Events

Pixel Adaptive Neural Network Design for Image and Video Restoration

  • 19

    Sep

    2022


Name of the Speaker: Maitreya Suin (EE17D201)
Name of the Guide: Dr. Rajagopalan A. N
Link: meet.google.com/uwb-scka-gnn
Date/Time: 19-09-2022, 3:00 PM

Abstract
Images and videos captured in our day-to-day life are often degraded due to various inevitable elements such as blur, rain, haze, etc. The majority of such visual degradations are spatially varying. Existing restoration algorithms aim to recover the original clean information using input-agnostic and spatially-invariant processing in purely convolutional architectures. They fail to adequately address the inherent spatial and temporal variations observed in degraded inputs. Our work presents pixel-adaptive neural networks for various restoration tasks, where the network can adjust its behavior depending on the pixel content. Blur is a common phenomenon when capturing a dynamic scene with handheld devices. We design a pixel adaptive and feature attentive image deblurring network that can handle large blur variations across different spatial locations and different images. Our content-aware global-local filtering module considers not only the global dependencies but also the neighboring information dynamically for each pixel. We extend this framework to the spatio-temporal domain to handle blurry videos. We adaptively extract the additional information from the temporal axis to refine each frame using non-local attention. Our work is more efficient than existing designs while outperforming them by a large margin.

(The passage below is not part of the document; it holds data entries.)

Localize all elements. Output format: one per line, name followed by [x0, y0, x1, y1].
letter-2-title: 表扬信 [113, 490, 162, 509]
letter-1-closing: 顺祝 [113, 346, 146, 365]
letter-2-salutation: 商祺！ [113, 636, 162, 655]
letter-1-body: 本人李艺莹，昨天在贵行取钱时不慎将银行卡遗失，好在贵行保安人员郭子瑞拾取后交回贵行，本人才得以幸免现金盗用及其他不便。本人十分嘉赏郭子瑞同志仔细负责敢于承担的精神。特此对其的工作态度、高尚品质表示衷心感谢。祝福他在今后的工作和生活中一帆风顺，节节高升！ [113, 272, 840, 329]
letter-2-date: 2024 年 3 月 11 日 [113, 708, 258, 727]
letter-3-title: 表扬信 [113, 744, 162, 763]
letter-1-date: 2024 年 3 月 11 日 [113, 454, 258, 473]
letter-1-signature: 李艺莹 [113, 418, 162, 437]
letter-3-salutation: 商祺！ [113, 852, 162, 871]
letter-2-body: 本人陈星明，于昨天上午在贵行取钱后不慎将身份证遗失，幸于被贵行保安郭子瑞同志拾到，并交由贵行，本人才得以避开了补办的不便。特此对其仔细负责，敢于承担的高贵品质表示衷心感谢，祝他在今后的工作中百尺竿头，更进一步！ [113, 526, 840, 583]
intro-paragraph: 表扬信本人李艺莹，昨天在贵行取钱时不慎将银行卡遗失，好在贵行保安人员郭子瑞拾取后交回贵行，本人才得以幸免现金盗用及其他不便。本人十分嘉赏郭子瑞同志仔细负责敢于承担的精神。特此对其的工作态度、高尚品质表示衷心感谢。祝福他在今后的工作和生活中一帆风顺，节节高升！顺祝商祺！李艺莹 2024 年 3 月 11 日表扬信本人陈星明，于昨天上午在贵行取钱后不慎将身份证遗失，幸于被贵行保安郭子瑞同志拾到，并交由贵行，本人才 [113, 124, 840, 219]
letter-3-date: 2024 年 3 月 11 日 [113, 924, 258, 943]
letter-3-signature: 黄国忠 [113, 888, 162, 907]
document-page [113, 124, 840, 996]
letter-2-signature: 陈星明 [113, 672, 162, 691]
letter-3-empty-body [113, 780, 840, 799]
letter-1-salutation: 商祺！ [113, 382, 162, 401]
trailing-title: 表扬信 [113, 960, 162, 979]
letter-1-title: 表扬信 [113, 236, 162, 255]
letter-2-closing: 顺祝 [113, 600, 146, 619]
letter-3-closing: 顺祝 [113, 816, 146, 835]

Subsequently, we address removing bad-weather-caused degradations such as rain streaks, haze, and raindrops from images. We delve deeper into the limitations of the pixel-adaptive modules and present a two-stage neural framework. We decompose the restoration task into two stages of degradation localization and degraded region-guided restoration. The additional knowledge of the degraded regions helps the network focus on restoring the most difficult regions. We demonstrate that this knowledge transfer technique can be equally beneficial for the highly ill-posed image inpainting task. We design a distillation-based approach, where we provide direct feature-level supervision while training. This additional guidance helps the network to reach a much better optima and produce superior results. We conduct extensive evaluations on multiple datasets to demonstrate the superiority of our method for each task separately.